Eine leere EU-Kasse?
In den EU-Institutionen haben sich die Budget-Diskussionen zwischen den Mitgliedsländern, der EU-Kommission und dem EU-Parlament in Komplikationen verheddert, die kaum noch verständlich zu machen sind. Versuchen wir es trotzdem. Die Mitgliedstaaten auferlegen der EU weit strengere Regeln als sich selber! Die EU darf sich nicht verschulden, darf keine Kredite aufnehmen wie es die Mitgliedstaaten, Regionen und Gemeinden leichtfertig tun. Zudem ist die EU weitgehend von den Zuschüssen ihrer Mitgliedsländer abhängig. Und sowohl ihre Aufgaben wie die dafür nötigen Ausgaben beschliesst nicht irgendein übergeordnetes EU-Organ – ein solches gibt es nicht -, sondern ihre zweiköpfige, der Mehrheitsdemokratie und dem Föderalismus genügende Gesetzgebungs- und Beschlussinstanz: EU-Parlament und der von den EU-Ländern bestückte Ministerrat.müssen über jedes Budget bis zum Kompromiss verhandeln. Wie National- und Ständerat.
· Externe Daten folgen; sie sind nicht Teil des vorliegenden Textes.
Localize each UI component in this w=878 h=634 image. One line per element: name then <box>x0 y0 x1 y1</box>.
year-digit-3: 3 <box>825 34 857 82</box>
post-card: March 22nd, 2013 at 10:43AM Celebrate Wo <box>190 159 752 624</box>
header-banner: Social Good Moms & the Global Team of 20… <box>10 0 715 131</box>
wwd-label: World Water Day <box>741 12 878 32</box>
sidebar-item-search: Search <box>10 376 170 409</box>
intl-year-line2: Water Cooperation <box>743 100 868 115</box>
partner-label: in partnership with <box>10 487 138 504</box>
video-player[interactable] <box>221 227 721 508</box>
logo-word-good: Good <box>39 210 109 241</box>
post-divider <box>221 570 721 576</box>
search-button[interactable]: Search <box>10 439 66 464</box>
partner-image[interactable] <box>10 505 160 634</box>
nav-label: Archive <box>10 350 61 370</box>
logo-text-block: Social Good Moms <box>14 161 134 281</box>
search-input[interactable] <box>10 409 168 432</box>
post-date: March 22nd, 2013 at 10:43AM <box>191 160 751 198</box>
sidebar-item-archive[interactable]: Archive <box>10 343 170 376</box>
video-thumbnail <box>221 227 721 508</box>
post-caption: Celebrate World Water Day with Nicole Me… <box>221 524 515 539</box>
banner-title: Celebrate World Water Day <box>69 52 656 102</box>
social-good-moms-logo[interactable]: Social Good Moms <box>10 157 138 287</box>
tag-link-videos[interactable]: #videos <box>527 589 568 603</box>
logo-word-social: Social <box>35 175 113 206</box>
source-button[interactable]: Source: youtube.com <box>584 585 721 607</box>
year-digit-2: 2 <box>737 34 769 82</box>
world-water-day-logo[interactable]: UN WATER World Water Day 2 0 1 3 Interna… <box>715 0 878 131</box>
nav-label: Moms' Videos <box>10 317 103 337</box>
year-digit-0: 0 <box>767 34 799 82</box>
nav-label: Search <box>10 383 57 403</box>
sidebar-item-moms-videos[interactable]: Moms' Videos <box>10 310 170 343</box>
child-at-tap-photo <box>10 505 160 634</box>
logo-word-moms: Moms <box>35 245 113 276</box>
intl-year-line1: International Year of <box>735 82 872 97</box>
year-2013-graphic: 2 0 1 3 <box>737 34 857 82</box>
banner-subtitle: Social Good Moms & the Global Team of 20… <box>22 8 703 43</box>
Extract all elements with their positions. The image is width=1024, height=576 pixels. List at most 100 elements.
Gegen dieses Jahresende schürzen sich nun gleich drei verschiedene Budgets zu einem gewaltigen Knäuel zusammen: Das für 2012, das für 2013 und der langfristige, siebenjährige Budgetrahmen 2014-2020. Es ist höchste Zeit, das Budget 2013 zu verabschieden, sonst hat die EU im Januar kein Geld mehr. Aber das EU-Parlament verweigert die Verhandlung darüber, solange die Mitgliedstaaten einen Zuschuss für das Budget 2012 verweigern. Der muss das Loch von 9 Milliarden € für die Durchführung der EU-Aufgaben stopfen, welche ihr die Mitgliedsländer letztes Jahr übertragen haben. Doch weil sie keine Kredite aufnehmen darf, wird die Brüsseler Kommission, wenn der Ministerrat nicht nachgibt, ein paar dieser Aufgaben schlicht streichen müssen. Zum Beispiel Erasmus, das bekannte Programm des europaweiten Studentenaustauschs, an dem auch die Schweiz teilnimmt.
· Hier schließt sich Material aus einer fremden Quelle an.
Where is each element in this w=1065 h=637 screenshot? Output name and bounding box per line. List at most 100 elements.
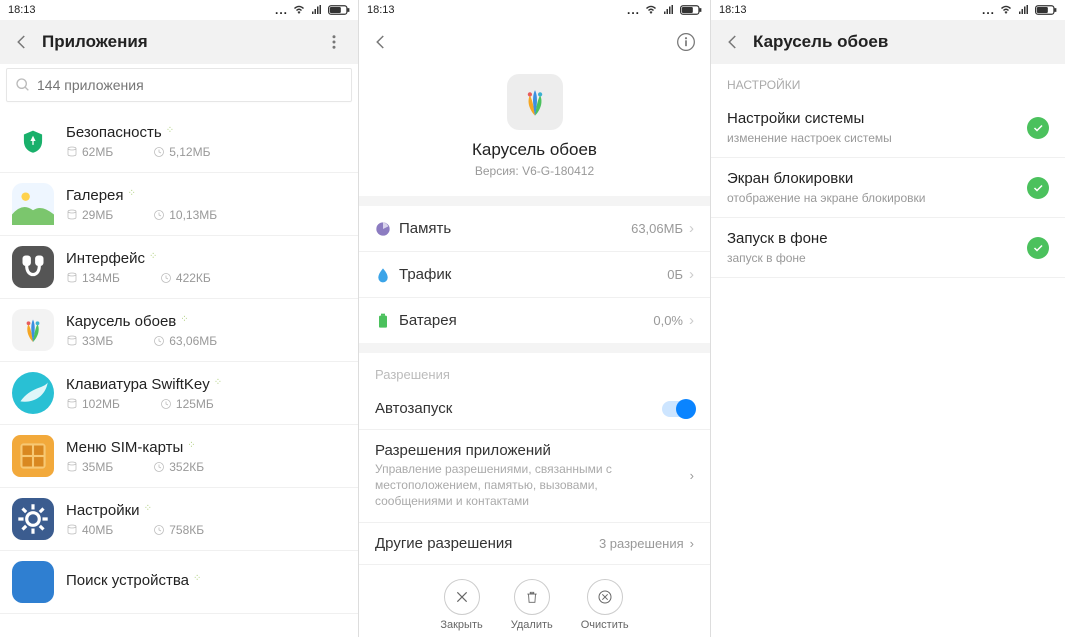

Mehr oder weniger Geld für die EU?
Und dann der Streit um das Budget 2013 und den Siebenjahresrahmen: Die EU-Kommission und die traditionell EU-freundlichen Parlamentarier verlangen mit guten Gründen Erhöhungen, für 2013 um fast 7%. Verständlich, dass die Mitgliedstaaten bocken, das ist ihren Völkern, die sparen müssen, unmöglich klarzumachen. Aber sie sind gespalten: den „Nettoempfängern“ – jene, deren Einnahmen aus EU-Programmen höher sind als ihre Beiträge ans Budget, die Schulden- und die meisten Oststaaten – sind höhere EU-Ausgaben noch so recht. Von den „Nettozahlern“ wären die Deutschen für geringe Erhöhungen noch zu haben, Englands Premier Cameron ist jedoch vehement dagegen und verlangt drastische Kürzungen bis 2020, natürlich auch weil er die EU überhaupt schwächen will. Wie sich die EU-Kommission, die EU-Parlamentarier, die 17 Euro-, die 27 EU-Finanzminister und die nächste Woche zur Debatte über den Siebenjahresrahmen zusammengerufenen Regierungschefs aus diesem Knäuel herauswinden ist schleierhaft.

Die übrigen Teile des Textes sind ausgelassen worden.